Lasers et missiles antimissile
Tous ces missiles doivent permettre d’accueillir les ogives atomiques produites en masse ces dernières années. Car cette modernisation s’accompagne aussi d’une augmentation du nombre de têtes. La Chine en posséderait plus de 600, soit 100 de plus qu’en 2024, selon les estimations de la Fédération des scientifiques américains, une ONG indépendante. Le ministère de la Défense américain estime, pour sa part, qu’elle pourrait en détenir 1 500 en 2035, ce qui la rapprocherait de la Russie et des Etats-Unis en nombre de têtes déployées (en excluant, donc, les ogives conservées en réserve par ces pays).
Comme elle l’a déjà fait, la Chine a présenté des missiles (DF-17, DF-26D), dont certains sont capables de neutraliser les défenses américaines jusqu’à l’île de Guam, à 4 000 kilomètres des côtes. Cette fois-ci, elle a particulièrement mis l’accent sur des moyens dédiés à la destruction de navires avec le YJ-17 (planeur hypersonique), le YJ-19 (missile de croisière hypersonique), tous deux manœuvrables, le YJ-1 a (missile de croisière supersonique) et le YJ-20 (missile balistique). "Les Chinois sont dans la grande continuité de la priorité donnée, dès le milieu des années 1990, à des moyens empêchant les capacités navales américaines de s’approcher de son territoire", constate Mathieu Duchâtel.
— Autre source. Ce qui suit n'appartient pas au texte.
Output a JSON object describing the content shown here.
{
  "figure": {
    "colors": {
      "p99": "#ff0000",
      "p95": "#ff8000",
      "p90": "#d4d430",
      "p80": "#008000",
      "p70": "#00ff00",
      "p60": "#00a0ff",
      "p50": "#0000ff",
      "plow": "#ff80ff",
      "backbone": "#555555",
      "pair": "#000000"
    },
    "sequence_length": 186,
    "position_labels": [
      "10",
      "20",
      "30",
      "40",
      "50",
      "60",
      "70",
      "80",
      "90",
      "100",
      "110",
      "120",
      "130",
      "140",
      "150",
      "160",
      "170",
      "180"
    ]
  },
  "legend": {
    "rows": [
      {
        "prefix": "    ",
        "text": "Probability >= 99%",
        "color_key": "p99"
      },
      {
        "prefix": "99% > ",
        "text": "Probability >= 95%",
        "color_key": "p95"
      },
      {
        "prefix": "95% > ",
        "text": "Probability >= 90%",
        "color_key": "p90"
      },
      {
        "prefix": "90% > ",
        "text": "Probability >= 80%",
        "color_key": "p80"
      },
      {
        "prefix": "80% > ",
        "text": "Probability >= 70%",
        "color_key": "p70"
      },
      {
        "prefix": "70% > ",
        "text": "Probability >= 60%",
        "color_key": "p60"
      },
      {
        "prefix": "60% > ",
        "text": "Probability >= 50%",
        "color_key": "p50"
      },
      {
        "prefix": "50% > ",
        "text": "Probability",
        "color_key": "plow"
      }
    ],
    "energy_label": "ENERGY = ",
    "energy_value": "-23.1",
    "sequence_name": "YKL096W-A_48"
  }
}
En ce qui concerne l’antiaérien, la Chine a présenté des armes laser et d’autres à micro-onde. Alors que la guerre en Ukraine démontre chaque jour la nécessité de contrer les menaces venues du ciel, elle a aussi présenté lors de cette grande parade son dernier système de missiles antimissile, avec le HQ-29. Ces deux vecteurs montés sur un long camion sont susceptibles d’arrêter des missiles balistiques en haute altitude, comme le font des moyens américains, mais également de détruire des satellites en orbite basse.
Mystérieuses capacités
Le défilé a aussi été l’occasion de présenter de nouveaux blindés, des avions de combat de cinquième génération et différents types de drones aériens, dont des ailes volantes accompagnant des chasseurs habités. Elle a aussi permis d’exhiber deux grands drones sous-marins d’une vingtaine de mètres de longueur, l’AJX-002 et le HSU100. Si leurs capacités restent encore un mystère, elles permettent à la Chine d’affirmer qu’elle a progressé dans la lutte sous-marine, considérée comme l’une de ses faiblesses depuis des années.
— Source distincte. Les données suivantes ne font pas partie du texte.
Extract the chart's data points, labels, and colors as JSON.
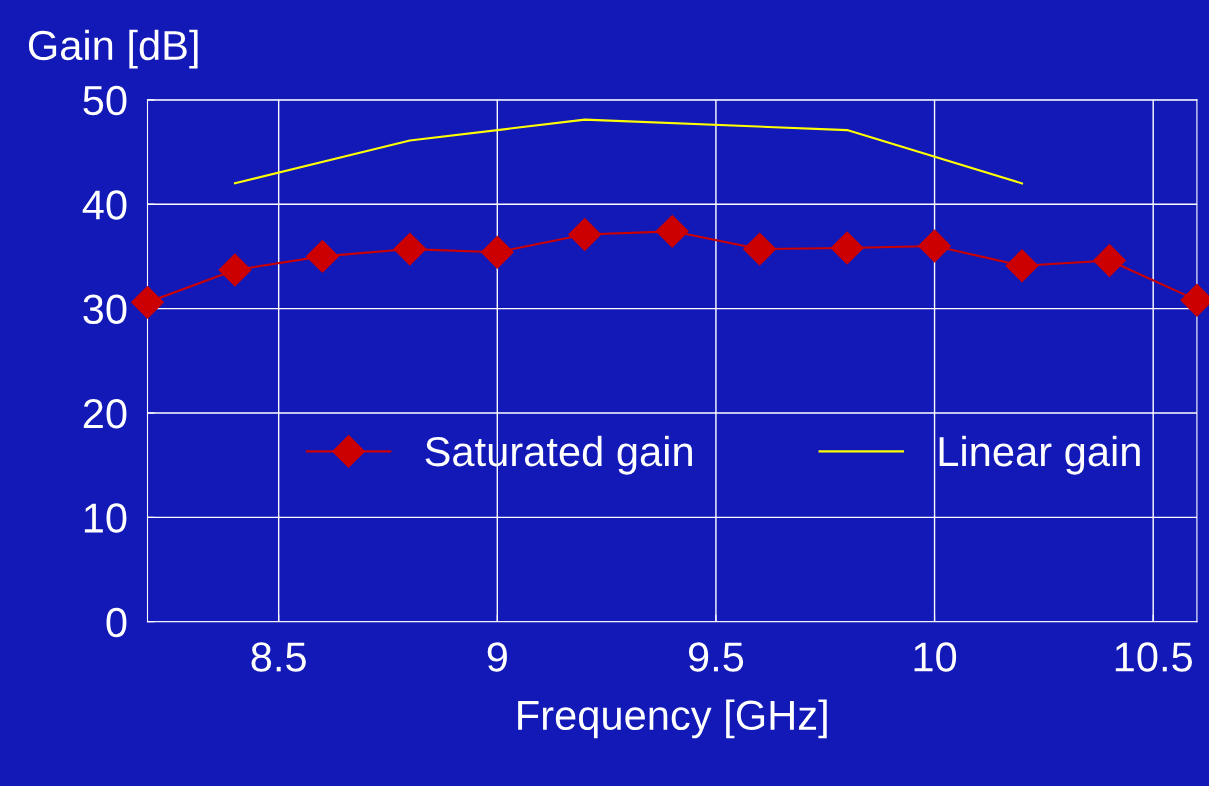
{
  "chart_data": {
    "type": "line",
    "xlabel": "Frequency [GHz]",
    "ylabel": "Gain [dB]",
    "xlim": [
      8.2,
      10.6
    ],
    "xticks": [
      8.5,
      9,
      9.5,
      10,
      10.5
    ],
    "ylim": [
      0,
      50
    ],
    "yticks": [
      0,
      10,
      20,
      30,
      40,
      50
    ],
    "grid": true,
    "legend": "bottom",
    "series": [
      {
        "name": "Saturated gain",
        "color": "#cc0000",
        "marker": "diamond",
        "x": [
          8.2,
          8.4,
          8.6,
          8.8,
          9.0,
          9.2,
          9.4,
          9.6,
          9.8,
          10.0,
          10.2,
          10.4,
          10.6
        ],
        "values": [
          30.6,
          33.7,
          35.0,
          35.7,
          35.4,
          37.1,
          37.4,
          35.7,
          35.8,
          36.0,
          34.1,
          34.6,
          30.8
        ]
      },
      {
        "name": "Linear gain",
        "color": "#ffff00",
        "marker": "none",
        "x": [
          8.4,
          8.8,
          9.2,
          9.8,
          10.2
        ],
        "values": [
          42.0,
          46.1,
          48.1,
          47.1,
          42.0
        ]
      }
    ]
  }
}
Mais on aurait tort de penser que les Etats-Unis sont forcément dépassés par cette profusion de moyens et d’indéniables progrès. De leur côté, ils développent également des moyens susceptibles de bloquer toute invasion de Taïwan – l’île elle-même met l’accent sur la production de drones et missiles antinavire souverains. Au Washington Post, il y a un an, l’amiral Samuel Paparo expliquait vouloir "transformer le détroit de Taïwan en un enfer dronisé en utilisant un certain nombre de capacités classifiées, afin de leur rendre la vie impossible pendant un mois." De quoi gagner du temps pour faire venir des renforts. Un défilé, tout impressionnant qu’il soit, ne signifie pas que la partie est gagnée.